A.M. Best Co. has affirmed the financial strength ratings of ‘B++’ (Good) and issuer credit ratings of “bbb” of National General Insurance Corporation (NAGICO) N.V. (NAGICO) (St.
Maarten) and Nagico Insurance Company Limited (NICL) (Anguilla). The outlook for all ratings is stable. The ratings reflect NAGICO and NICL’s “common ownership, adequate consolidated risk-adjusted capitalization, NAGICO’s dominant market presence in its domestic market and both companies’ overall profitability in recent years,” said Best. “NAGICO is the leading property/casualty insurer in St. Maarten with a dominant market share in the Dutch Caribbean, while NICL is one of the leading insurers in several overseas markets.” Best added that on an individual and consolidated basis, the companies “continue to report overall operating profits. Given their common parent company’s minimal dividend requirements, both NAGICO and NICL have been able to enhance its capitalization through the retention of earnings. Consequently, both companies continue to maintain more than adequate risk-adjusted capitalization for their current business profiles. In addition, NAGICO and NICL have implemented adequate risk management policies and procedures to assess and manage risks throughout their operations.” As offsetting factors Best cited the “increasingly competitive regional markets in which NAGICO and NICL operate and the limited financial flexibility of both companies as a result of their private ownership structure. Both NAGICO and NICL, like other regional insurers, have significant exposure to catastrophic losses, and the companies manage this risk through the utilization of reinsurance to limit their catastrophe exposure to a manageable level and protect their surplus against frequency of events.”

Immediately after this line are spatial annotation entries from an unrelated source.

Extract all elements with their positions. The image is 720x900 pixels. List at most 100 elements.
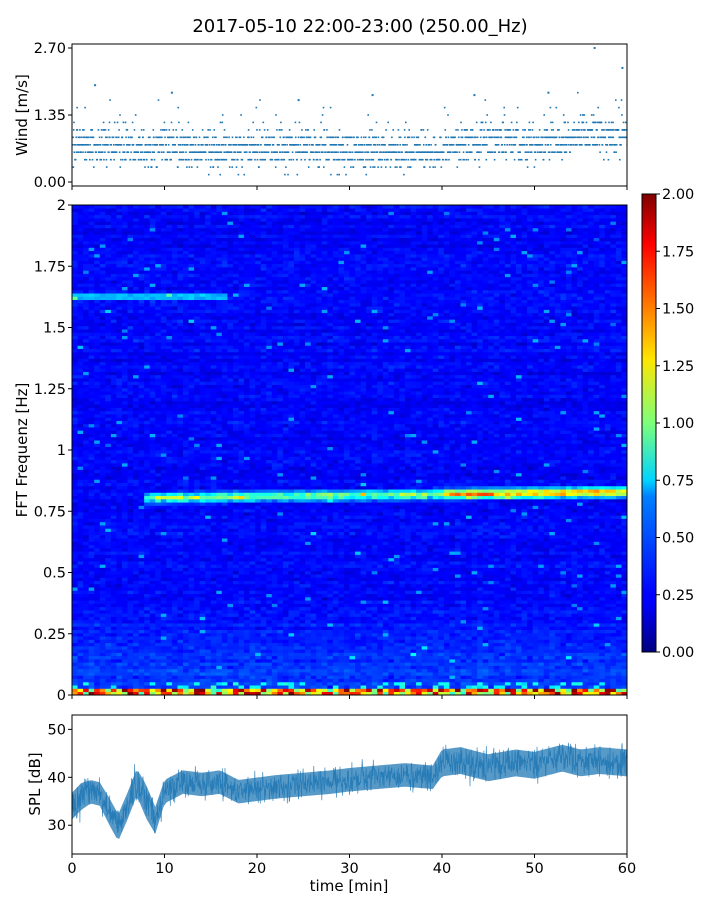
- spectrogram-cell: [510, 662, 517, 666]
- spectrogram-cell: [477, 636, 483, 640]
- wind-point: [561, 158, 563, 161]
- spectrogram-cell: [138, 629, 145, 634]
- spectrogram-cell: [421, 623, 428, 627]
- wind-point: [569, 151, 571, 153]
- spectrogram-cell: [210, 632, 217, 637]
- wind-point: [556, 151, 559, 153]
- spectrogram-cell: [621, 659, 627, 663]
- spectrogram-cell: [171, 652, 178, 657]
- spectrogram-cell: [210, 688, 217, 693]
- wind-point: [526, 144, 528, 146]
- wind-point: [489, 129, 491, 131]
- spectrogram-cell: [377, 688, 384, 693]
- wind-point: [224, 158, 226, 161]
- spectrogram-cell: [310, 665, 317, 670]
- wind-point: [366, 151, 369, 153]
- spectrogram-cell: [294, 613, 300, 617]
- spectrogram-cell: [460, 613, 467, 617]
- spectrogram-cell: [332, 603, 339, 608]
- spectrogram-cell: [216, 685, 223, 689]
- spectrogram-cell: [138, 678, 145, 683]
- spectrogram-cell: [582, 606, 589, 611]
- spectrogram-cell: [72, 593, 78, 598]
- spectrogram-cell: [360, 632, 367, 637]
- wind-point: [365, 173, 368, 176]
- wind-point: [112, 151, 114, 153]
- spectrogram-cell: [255, 606, 261, 611]
- spectrogram-cell: [377, 642, 384, 647]
- wind-point: [577, 129, 579, 131]
- spectrogram-cell: [593, 665, 600, 670]
- spectrogram-cell: [244, 632, 250, 637]
- spectrogram-cell: [366, 639, 372, 644]
- spectrogram-cell: [410, 668, 417, 673]
- wind-point: [598, 144, 601, 146]
- spectrogram-cell: [565, 606, 572, 611]
- spectrogram-cell: [516, 642, 522, 647]
- spectrogram-cell: [255, 610, 261, 614]
- spectrogram-cell: [349, 597, 356, 601]
- spectrogram-cell: [94, 681, 101, 686]
- spectrogram-cell: [77, 685, 84, 689]
- wind-point: [271, 151, 273, 153]
- wind-point: [363, 144, 366, 146]
- spectrogram-cell: [349, 590, 356, 595]
- spectrogram-cell: [321, 623, 328, 627]
- wind-point: [622, 121, 625, 124]
- spectrogram-cell: [405, 655, 411, 660]
- spectrogram-cell: [488, 639, 495, 644]
- spectrogram-cell: [205, 593, 212, 598]
- spectrogram-cell: [160, 629, 167, 634]
- spectrogram-cell: [321, 646, 328, 650]
- spectrogram-cell: [294, 610, 300, 614]
- spectrogram-cell: [227, 606, 234, 611]
- spectrogram-cell: [155, 636, 162, 640]
- wind-point: [465, 129, 467, 131]
- spectrogram-cell: [504, 668, 511, 673]
- spectrogram-cell: [116, 626, 123, 630]
- spectrogram-cell: [554, 642, 561, 647]
- spectrogram-cell: [83, 672, 89, 676]
- spectrogram-cell: [366, 655, 372, 660]
- wind-point: [274, 166, 277, 168]
- spectrogram-cell: [255, 681, 261, 686]
- spectrogram-cell: [316, 685, 323, 689]
- wind-point: [486, 114, 488, 116]
- spectrogram-cell: [183, 649, 189, 653]
- wind-point: [187, 144, 189, 146]
- spectrogram-cell: [121, 629, 128, 634]
- spectrogram-cell: [227, 672, 234, 676]
- spectrogram-cell: [227, 685, 234, 689]
- wind-point: [181, 144, 184, 146]
- wind-point: [588, 129, 591, 131]
- spectrogram-cell: [332, 675, 339, 679]
- spectrogram-cell: [294, 659, 300, 663]
- spectrogram-cell: [560, 597, 567, 601]
- spectrogram-cell: [427, 668, 434, 673]
- spectrogram-cell: [321, 626, 328, 630]
- wind-point: [259, 158, 262, 161]
- spectrogram-cell: [443, 685, 450, 689]
- wind-point: [578, 121, 580, 124]
- spectrogram-cell: [244, 616, 250, 621]
- wind-peak-point: [473, 94, 476, 97]
- spectrogram-cell: [493, 672, 500, 676]
- spectrogram-cell: [138, 639, 145, 644]
- spectrogram-cell: [188, 613, 195, 617]
- spectrogram-cell: [221, 610, 228, 614]
- spectrogram-cell: [454, 623, 461, 627]
- spectrogram-cell: [266, 678, 273, 683]
- spectrogram-cell: [116, 629, 123, 634]
- wind-point: [591, 144, 594, 146]
- spectrogram-cell: [216, 668, 223, 673]
- spectrogram-cell: [615, 619, 622, 624]
- spectrogram-cell: [449, 659, 456, 663]
- spectrogram-cell: [471, 685, 478, 689]
- spectrogram-cell: [355, 685, 361, 689]
- spectrogram-cell: [510, 646, 517, 650]
- spectrogram-cell: [255, 590, 261, 595]
- spectrogram-cell: [271, 659, 278, 663]
- spectrogram-cell: [571, 655, 578, 660]
- spectrogram-cell: [110, 636, 117, 640]
- wind-point: [265, 144, 268, 146]
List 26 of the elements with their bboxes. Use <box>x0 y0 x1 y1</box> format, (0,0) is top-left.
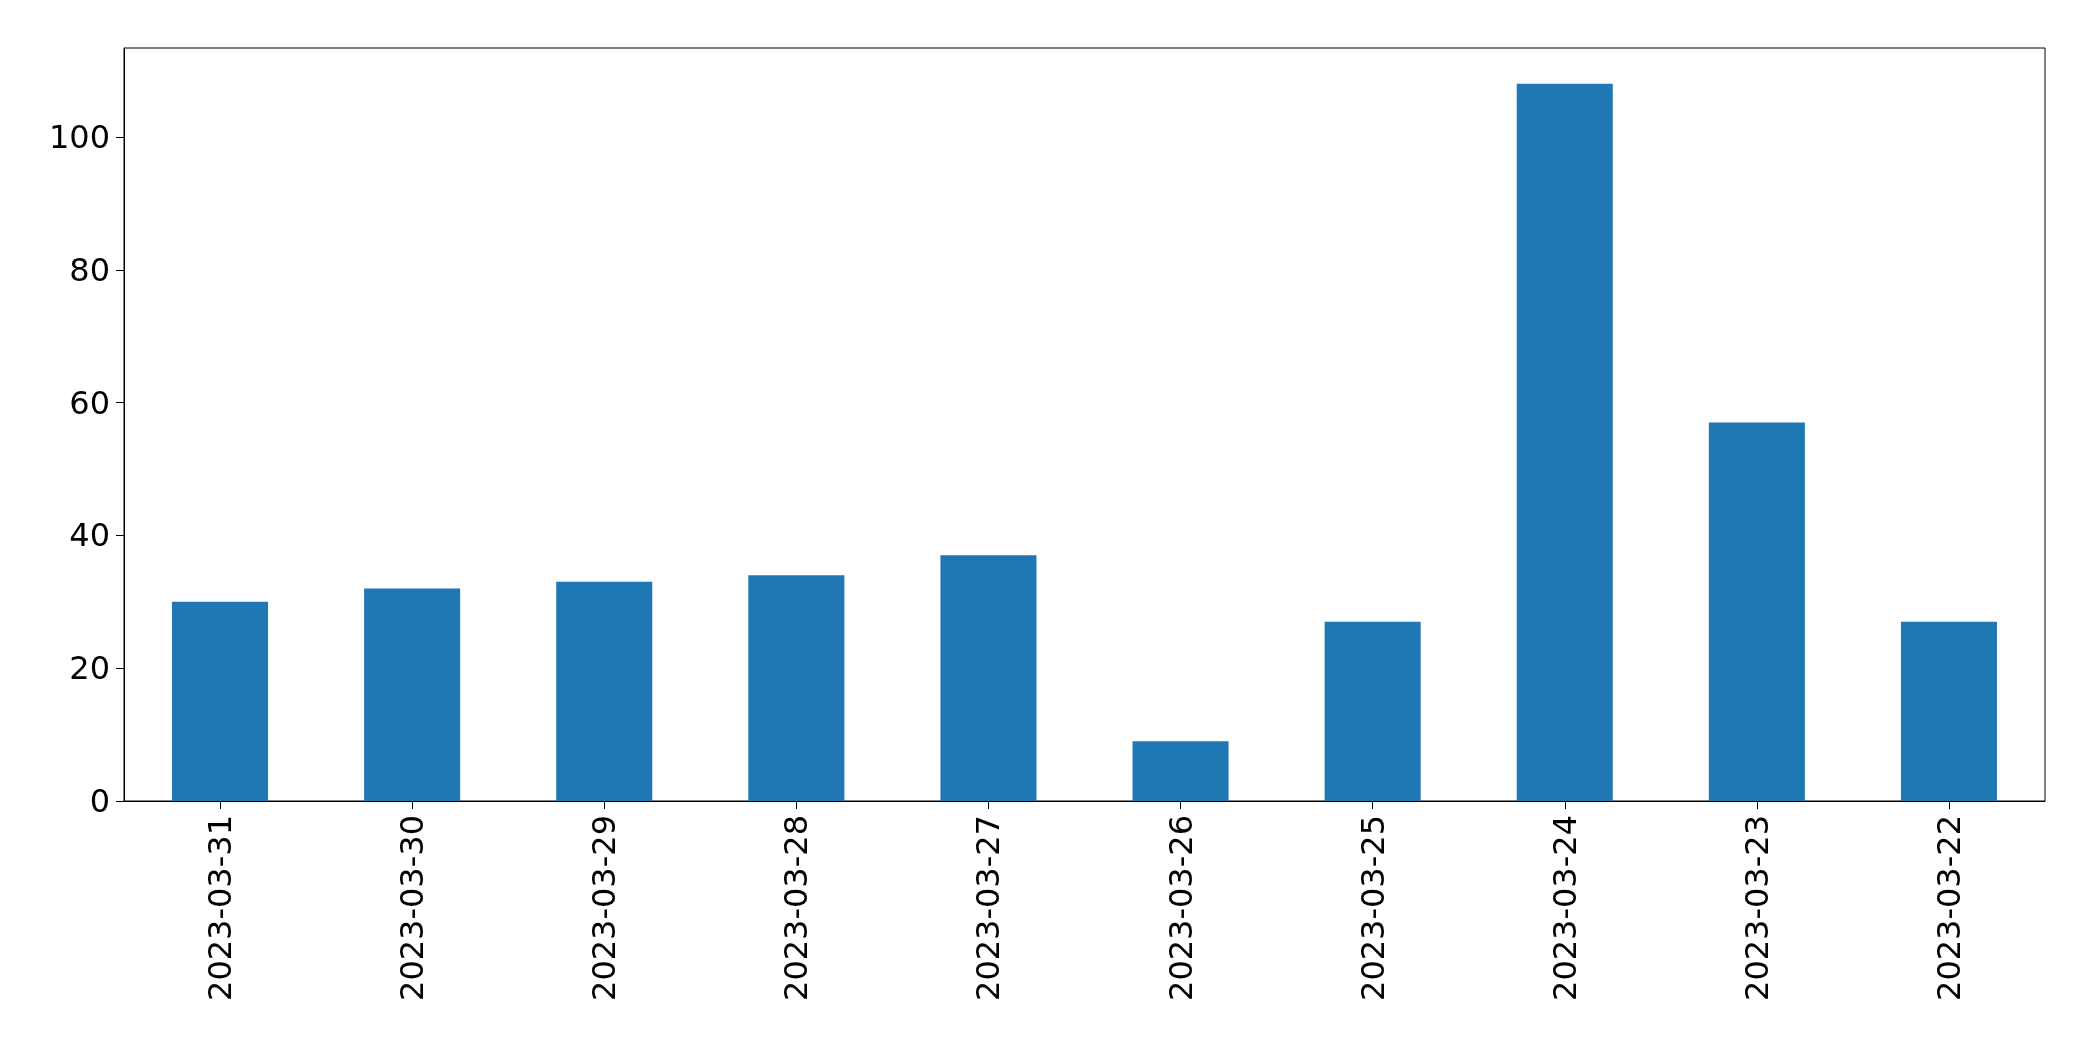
y-tick-label: 20 <box>69 649 110 688</box>
x-tick-label: 2023-03-23 <box>1737 815 1776 1001</box>
x-tick-label: 2023-03-30 <box>393 815 432 1001</box>
y-tick-label: 100 <box>48 117 110 156</box>
bar <box>1132 741 1229 801</box>
x-tick-label: 2023-03-26 <box>1161 815 1200 1001</box>
bar <box>1900 621 1997 801</box>
bar <box>1324 621 1421 801</box>
x-tick-label: 2023-03-25 <box>1353 815 1392 1001</box>
x-tick-label: 2023-03-31 <box>201 815 240 1001</box>
x-tick-label: 2023-03-29 <box>585 815 624 1001</box>
bar <box>1516 83 1613 801</box>
bar <box>748 575 845 801</box>
bar <box>172 601 269 801</box>
y-tick-label: 80 <box>69 250 110 289</box>
bar <box>940 555 1037 801</box>
bar <box>364 588 461 801</box>
x-tick-label: 2023-03-24 <box>1545 815 1584 1001</box>
y-tick-label: 60 <box>69 383 110 422</box>
x-tick-label: 2023-03-22 <box>1929 815 1968 1001</box>
x-tick-label: 2023-03-28 <box>777 815 816 1001</box>
y-tick-label: 40 <box>69 516 110 555</box>
x-tick-label: 2023-03-27 <box>969 815 1008 1001</box>
bar <box>556 581 653 801</box>
bar <box>1708 422 1805 801</box>
y-tick-label: 0 <box>89 782 110 820</box>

A.M. Best Co. has affirmed the financial strength rating of ‘A-‘ (Excellent) and issuer credit rating of “a-” of Bermuda-based Transmonde Services Insurance Company, Ltd., both with stable outlooks. The ratings of Transmonde reflect its “minimal underwriting leverage, strong level of capitalization and profitable operating results driven by its excellent underwriting performance,” Best explained. As offsetting factors Best noted Transmonde’s “relatively high retentions and concentration in liability lines with significant loss severity potential and its limited market profile as a single parent captive. Transmonde provides professional, general and pollution liability coverages to members of the International Association of Superintendents, which are subsidiaries of SGS SA (SGS) [SWX: SGSN], a publicly traded Swiss company.” Best also observed, however, that Transmonde has “maintained very conservative underwriting leverage ratios as surplus has consistently grown to support its business volumes. The company has posted low loss and loss adjustment expense ratios, reflecting SGS’ effective risk management. Transmonde’s relatively high per occurrence retentions are mitigated by significant deductibles and conservative reserving practices. The ratings recognize the company’s balance sheet strength and conservative underwriting leverage measures as well as Transmonde’s role as the captive insurance company of SGS.”